Solved – One way unbalanced Anova and the sum to zero constraint

anovaunbalanced-classes

I am trying to understand the unbalanced case of 1 way Anova. Suppose there are 3 groups of different sizes for the single factor say A. Then the overall mean is the WEIGHTED average of the means of the 3 groups. The one way anova then tests if the between group sum of squares where the mean of each group is compared with the WEIGHTED mean (= overall mean of all data points) significant compared to the within group sum of squares.

So the one way anova (if it is significant) tells us if at least one of the group means is higher or lower than the grand = weighted mean of the entire sample. Given the weighted mean and all the group means we can tell that at least one of them is above or below the weighted mean.

Now Suppose we try to estimate $\mu$ + $a_i$ for i=1,2,3.

We impose a constraint, say sum of $a_i = 0.$

This makes $\mu$ the UNWEIGHTED mean of the $a_i's$. My query is how does this help ? Sure we can estimate the 4 parameters $\mu,a_i's$ but this does not match with $\mu_{grand}$ the grand mean which is the weighted mean of the $a_i's$.

Given the weighted mean we can compare the a_i's to 0 to know if at least one of them is different to the weighted mean. But we cant compare with the unweighted mean because that is not what the one way anova is testing.

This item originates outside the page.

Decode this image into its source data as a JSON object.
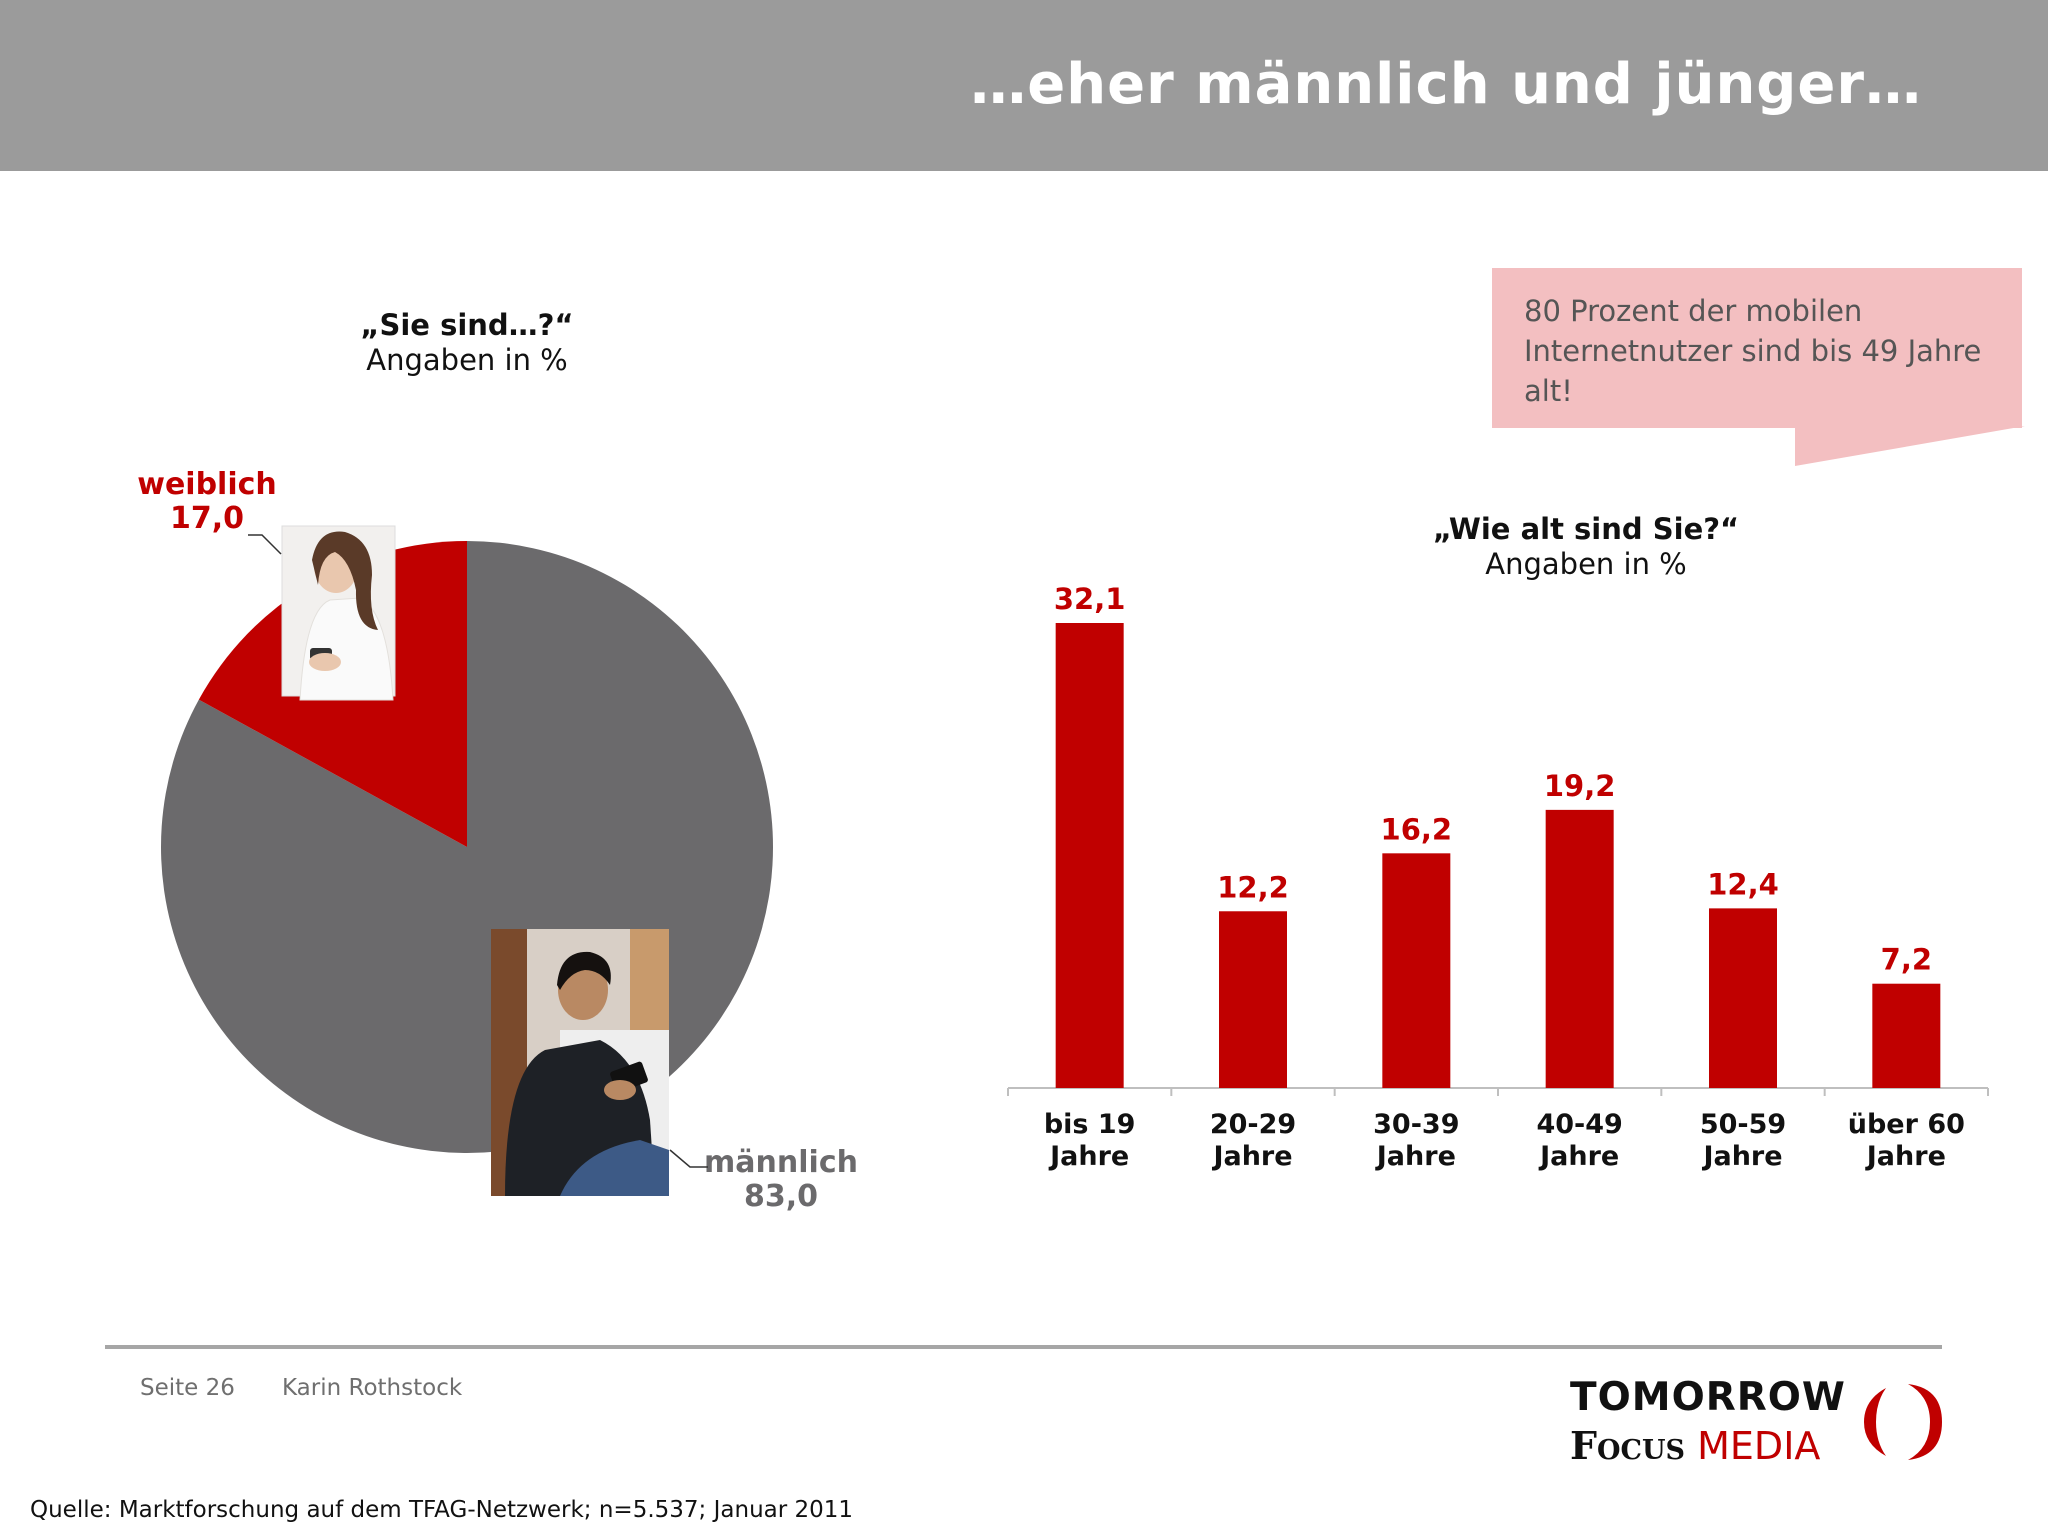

So then how does imposing the sum to zero constraint help ? What is the intuition that it conveys?

Best Answer

Actually the 1-way ANOVA is testing if all the means in each group are equal to each other or not. i.e in your example if $\mu + \alpha_1 = \mu +\alpha_2 = \mu +\alpha_3 $. Obviously if they are all equal then they equal the grand mean, i.e. $\mu + \alpha_i $ would be the grand mean. But $\mu$ could be anything, 1,2, 50000 etc. and the $\alpha$'s would just change. The constraint changes the parameterisation of the model. The ANOVA table, sums of squares, F-test etc. will be the same irrespective of the constraint used. If $\mu$ were the grand mean then the null hypothesis that you are testing would be the same as testing if all the $\alpha$'s are zero. There are a lot of other possible constraints we could use on the model. We could set one of the treatment parameters to zero. Suppose that is $\alpha_1$. That may seem daft, but then the $\mu$ in your model is the mean for that treatment i.e. in this case treatment 1, $\alpha_2$ is the difference in mean between treatment 1 and treatment 2 and $\alpha_3$ is the difference in mean between treatment 1 and treatment 3. This is a common version of the model in drugs trials where treatment 1 is e.g. the placebo and we want to measure how a new drug differs from the placebo. To get the mu to be the grand mean the constraint would be $\sum_{i} r_i \alpha_i = 0 $ and not $\sum_{i} \alpha_i = 0 $, where $r_i$ is the number of observations in each group. i.e. the weighted sum of the treatments would give a model. However, as said above the constraint and parameterisation you use does not alter the ANOVA results.